#

Tailored, Not Uniform

 

Matthew Judd, Head of Leighton Park School, Reading, reflects as a new Head on the ideas emerging from this year’s HMC Conference held in Manchester, 1–4 October.

Attending the HMC autumn conference for the first time, I was reminded of our professional collective noun, a ‘quiz of teachers.’ The conference began with quizzical looks and a readiness to explore the best practice and learn from expert speakers but also from each other, the theme being ‘Together to Learn’. In a pre-conference letter and speech to HMC members, HMC Chair, Shaun Fenton, Head of Reigate Grammar School, set a clear, ethical and optimistic tone: that we need to be proud of and distinctive in what our individual schools do, and that what we do is vital for the UK educational community. The conference bowled new ideas at us, encouraging us to take away those fresh concepts which were right for us and would work in our own schools. To use the collective inspiration but apply it to our own schools. Not uniform, but tailored to us.

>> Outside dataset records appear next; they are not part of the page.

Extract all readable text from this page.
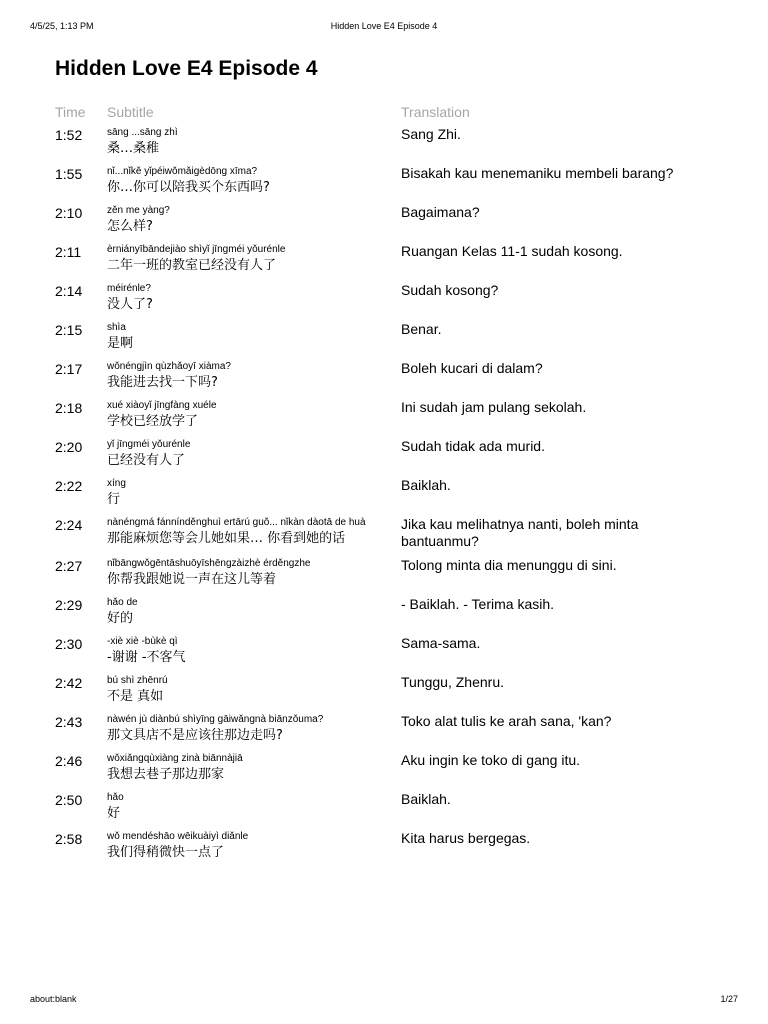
4/5/25, 1:13 PM	Hidden Love E4 Episode 4
Hidden Love E4 Episode 4
Time	Subtitle	Translation
1:52	sāng ...sāng zhì
桑…桑稚
Sang Zhi.
1:55	nǐ...nǐkě yǐpéiwǒmǎigèdōng xīma?
你…你可以陪我买个东西吗?
Bisakah kau menemaniku membeli barang?
2:10	zěn me yàng?
怎么样?
Bagaimana?
2:11	èrniányībāndejiào shìyǐ jīngméi yǒurénle
二年一班的教室已经没有人了
Ruangan Kelas 11-1 sudah kosong.
2:14	méirénle?
没人了?
Sudah kosong?
2:15	shìa
是啊
Benar.
2:17	wǒnéngjìn qùzhǎoyī xiàma?
我能进去找一下吗?
Boleh kucari di dalam?
2:18	xué xiàoyǐ jīngfàng xuéle
学校已经放学了
Ini sudah jam pulang sekolah.
2:20	yǐ jīngméi yǒurénle
已经没有人了
Sudah tidak ada murid.
2:22	xíng
行
Baiklah.
2:24	nànéngmá fánnínděnghuì ertārú guǒ... nǐkàn dàotā de huà
那能麻烦您等会儿她如果… 你看到她的话
Jika kau melihatnya nanti, boleh minta bantuanmu?
2:27	nǐbāngwǒgēntāshuōyīshēngzàizhè érděngzhe
你帮我跟她说一声在这儿等着
Tolong minta dia menunggu di sini.
2:29	hǎo de
好的
- Baiklah. - Terima kasih.
2:30	-xiè xiè -bùkè qì
-谢谢 -不客气
Sama-sama.
2:42	bú shì zhēnrú
不是 真如
Tunggu, Zhenru.
2:43	nàwén jù diànbú shìyīng gāiwǎngnà biānzǒuma?
那文具店不是应该往那边走吗?
Toko alat tulis ke arah sana, 'kan?
2:46	wǒxiǎngqùxiàng zinà biānnàjiā
我想去巷子那边那家
Aku ingin ke toko di gang itu.
2:50	hǎo
好
Baiklah.
2:58	wǒ mendéshāo wēikuàiyì diǎnle
我们得稍微快一点了
Kita harus bergegas.
about:blank	1/27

The conference offered both practical tips and inspirational ideas to inform strategic thinking. Shaun encouraged us as Heads to reflect, for our pupils’ sake, on his top ten ingredients for a lifetime education:

  1. Joy
  2. Community
  3. Good mental health
  4. Knowledge
  5. Physical health and happiness
  6. Focus and aspiration
  7. Creativity
  8. Moral and ethical purpose
  9. Flexibility
  10. Emotional literacy

 

This was a reminder, if reminder were needed, that independent school heads should think less of targets, dashboards, clipboards, metrics, spreadsheets, compliance and box ticking, and more of our ethical purpose as educators. Valuing more than that which can be measured (if we had indeed ever become ethically blind). The Bishop of Manchester similarly inspired us in his address: to educate the young to be wise and ensure they are well-informed and commission them to make the world a better place. That will be crucial as 50% of children born today will live to be 105 years old.

Ensuring the current public discourse understands the real value of independent schools to the UK was a message Heads were invited to evangelise about. ISC’s independently researched report shows that their schools contribute £11.9bn to UK GDP and save British taxpayers at least £3.5bn annually. ISC schools directly employ at least 250,000 in the UK. The message was clear: we should be proud of what we are doing and not embarrassed to defend the independent education sector when it comes under threat.

The work that HMC does on wellbeing is vitally important. The Tech Control campaign, with new resources launched at the conference, empowers young people to take control of their use of technology. Its new free materials, including a video and lesson plans, give Heads and schools new tools to promote young people’s healthy online living. Heads at the conference viewed this work as a helpful contribution to the welfare and wellbeing of their pupils; something to take away and use in their school, the materials being available through the public HMC website.

In several sessions debate rumbled about the attractiveness of unconditional offers by universities. It is a measure of how far the emotional welfare focus of schools has come that most Heads saw the unconditional offers as helping the stress levels of leavers rather than cause for them to be demotivated by the absence of target grades.

In workshops, the work of what the best schools do in the light of John Hattie’s meta studies confirmed the power of Heads understanding the Visible Learning concepts. In summary, the latest (and gigantic) studies show that the best learners understand how to learn, interconnect with feedback, explain and understand progress and apply the habits of thinking and doing. Teachers can work less frenetically and add more value if they work within the Hattie framework, but, encouragingly, Heads need to know how to make this academic research bespoke to their own school.

The collective dialogue between Heads at the conference, understanding the issues facing us, was a highlight. The burning issues: safeguarding children and the increasing workload that is generating for schools; the growing prevalence of drugs amongst teenagers; the powerful external financial threats to independent schools; and the passionate and wholehearted commitment to interlinkage with our colleagues and pupils in the maintained sector. In this collegiality the Conference came alive.
Alongside the profound and the useful, the conference heard from speakers who delighted with memorable one-liners. How useful to hear the former Virgin Atlantic Marketing Director tell us to “remember to take your own sandwiches on their flights” or understand that in order to become a millionaire airline owner you must start out as a billionaire. Or indeed the BBC’s Michael Buerk’s observation to us of a world so mad that Netflix’s The Crown series cost more than the cost of keeping the royal family last year.

I left Manchester with a very clear sense of pride in what independent schools add to the landscape of education in the UK. HMC schools have a role as beacons of best practice, a supreme collaborator with educators of all types, grounded in doing all that it can to drive a passion for learning in young people and ensure their wellbeing and life chances are as developed as possible. To use each school’s very independence to the full. HMC Manchester 2018 revealed to me that, quite simply, the ‘quiz of teachers’ needs to be an ‘inspiration of heads.’

Matthew L S Judd

October 2018

The views are personal to the Author.